In [1]:
from dotenv import load_dotenv

# Load environment variables from .env file
load_dotenv()

# Import required modules
from langchain_community.document_loaders import PyMuPDFLoader
from langchain.text_splitter import RecursiveCharacterTextSplitter
from langchain_community.embeddings import HuggingFaceEmbeddings
from langchain_community.vectorstores import Chroma
from langchain.prompts import (
    ChatPromptTemplate,
    MessagesPlaceholder,
    HumanMessagePromptTemplate,
)
from langchain.schema import SystemMessage, HumanMessage, AIMessage
from langchain_core.runnables import RunnableLambda, RunnableMap
from langchain_core.output_parsers import StrOutputParser
from langchain.load import dumps, loads
from langchain_community.chat_models import ChatOllama
from fastapi.responses import StreamingResponse


from tqdm import tqdm
import torch
import re
import os

import gradio as gr

Embedding Config

In [2]:
# Embed the text content in split_docs
embedding_model = HuggingFaceEmbeddings(
    model_name="intfloat/e5-base-v2",
    model_kwargs={"device": "cuda" if torch.cuda.is_available() else "cpu"},
    encode_kwargs={"normalize_embeddings": True},
)

  embedding_model = HuggingFaceEmbeddings(


Load Existing Vector DB

In [3]:
# Load the vector store
vectorstore = Chroma(
    persist_directory="../data/doc_vectordb",
    embedding_function=embedding_model,
)

  vectorstore = Chroma(


Retriever Config

In [4]:
retriever = vectorstore.as_retriever(search_kwargs={"k": 3})

Setting up Local LLM with Ollama. 

In [5]:
llm = ChatOllama(model="qwen3:8b", base_url="http://localhost:11434", streaming=True)

  llm = ChatOllama(model="qwen3:8b", base_url="http://localhost:11434", streaming=True)


MultiQuery Generation Chain.

In [6]:
# Prompt
template = """You are an AI scientific research assistant. Your task is to generate two 
different versions of the given user question and the conversation history so far to retrieve relevant documents from a vector 
database. The vector database consists of scientific papers, articles, books and other academic 
resources related to the field of Statistical Physics, Computational Physics, Statistics, Soft-Matter Physics
and other related fields. By generating multiple perspectives on the user question, your goal is to help
the user overcome some of the limitations of the distance-based similarity search. 
Provide these alternative questions separated by newlines. If the below question is unrelated or does not require
additional context, you can respond with "No relevant questions found."
Original question: {question}
Conversation history: {history}"""
multi_prompt = ChatPromptTemplate.from_template(template)

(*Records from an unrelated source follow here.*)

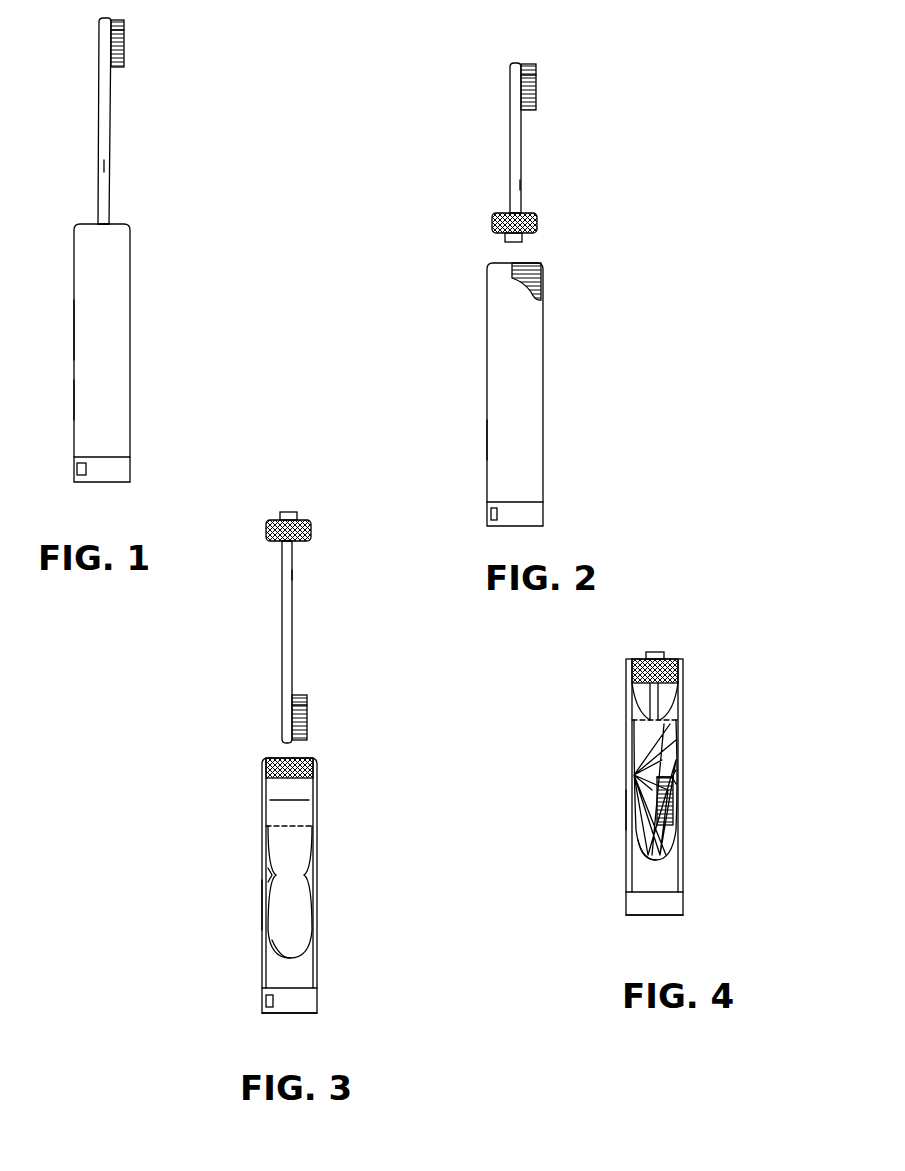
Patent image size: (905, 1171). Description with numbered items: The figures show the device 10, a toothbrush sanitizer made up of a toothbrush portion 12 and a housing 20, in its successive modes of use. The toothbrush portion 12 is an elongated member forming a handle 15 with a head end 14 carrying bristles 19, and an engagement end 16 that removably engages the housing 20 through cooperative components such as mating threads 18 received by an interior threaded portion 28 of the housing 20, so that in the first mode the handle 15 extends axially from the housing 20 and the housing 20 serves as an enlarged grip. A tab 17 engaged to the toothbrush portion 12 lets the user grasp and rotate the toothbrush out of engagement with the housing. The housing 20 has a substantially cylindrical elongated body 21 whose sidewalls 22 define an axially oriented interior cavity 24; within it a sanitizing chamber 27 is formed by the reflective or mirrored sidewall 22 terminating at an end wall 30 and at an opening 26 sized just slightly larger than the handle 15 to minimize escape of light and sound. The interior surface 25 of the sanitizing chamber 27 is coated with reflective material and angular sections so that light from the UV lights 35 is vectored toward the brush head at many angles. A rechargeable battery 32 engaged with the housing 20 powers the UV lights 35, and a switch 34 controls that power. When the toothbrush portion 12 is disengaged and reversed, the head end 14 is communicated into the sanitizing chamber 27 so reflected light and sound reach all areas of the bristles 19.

In FIG. 1, the device 10 is at (214, 127).
In FIG. 2, the device 10 is at (655, 137).
In FIG. 3, the device 10 is at (163, 797).
In FIG. 4, the device 10 is at (711, 571).
In FIG. 1, the toothbrush portion 12 is at (98, 112).
In FIG. 2, the toothbrush portion 12 is at (510, 160).
In FIG. 3, the toothbrush portion 12 is at (290, 620).
In FIG. 4, the toothbrush portion 12 is at (648, 765).
In FIG. 1, the head end 14 is at (124, 60).
In FIG. 2, the head end 14 is at (510, 95).
In FIG. 3, the head end 14 is at (290, 720).
In FIG. 4, the head end 14 is at (676, 840).
In FIG. 1, the handle 15 is at (105, 166).
In FIG. 2, the handle 15 is at (522, 185).
In FIG. 3, the handle 15 is at (293, 575).
In FIG. 1, the engagement end 16 is at (108, 217).
In FIG. 2, the engagement end 16 is at (521, 213).
In FIG. 3, the engagement end 16 is at (282, 545).
In FIG. 2, the tab 17 is at (522, 238).
In FIG. 3, the tab 17 is at (288, 512).
In FIG. 4, the tab 17 is at (653, 650).
In FIG. 2, the mating threads 18 is at (492, 225).
In FIG. 3, the mating threads 18 is at (312, 528).
In FIG. 4, the mating threads 18 is at (683, 668).
In FIG. 1, the bristles 19 is at (118, 65).
In FIG. 2, the bristles 19 is at (537, 82).
In FIG. 3, the bristles 19 is at (308, 705).
In FIG. 1, the housing 20 is at (126, 352).
In FIG. 2, the housing 20 is at (545, 395).
In FIG. 3, the housing 20 is at (295, 805).
In FIG. 4, the housing 20 is at (626, 720).
In FIG. 1, the elongated body 21 is at (74, 333).
In FIG. 1, the sidewall 22 is at (84, 394).
In FIG. 2, the sidewall 22 is at (487, 438).
In FIG. 3, the sidewall 22 is at (266, 902).
In FIG. 4, the sidewall 22 is at (630, 812).
In FIG. 3, the interior cavity 24 is at (298, 917).
In FIG. 4, the interior cavity 24 is at (672, 742).
In FIG. 3, the interior surface 25 is at (266, 826).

def remove_think_blocks(text):
    # Remove all <think>...</think> blocks from the text
    return re.sub(r"<think>.*?</think>", "", text, flags=re.DOTALL).strip()


# Query generation cHAIN
generate_query_chain = (
    multi_prompt
    | llm
    | StrOutputParser()
    | remove_think_blocks
    | (lambda x: x.split("\n"))
)

Retrieval Chain for multiple queries.

In [7]:
# Function to make a single list of the retrieved documents
def get_unique_union(documents: list[list]):
    """Unique union of retrieved docs"""
    # Flatten list of lists, and convert each Document to string
    flattened_docs = [dumps(doc) for sublist in documents for doc in sublist]
    # Get unique documents
    unique_docs = list(set(flattened_docs))
    # Return
    return [loads(doc) for doc in unique_docs]


# Retrieval Chain
retrieval_chain = generate_query_chain | retriever.map() | get_unique_union

# Summary Chain 

In [8]:
# Prompt
template = """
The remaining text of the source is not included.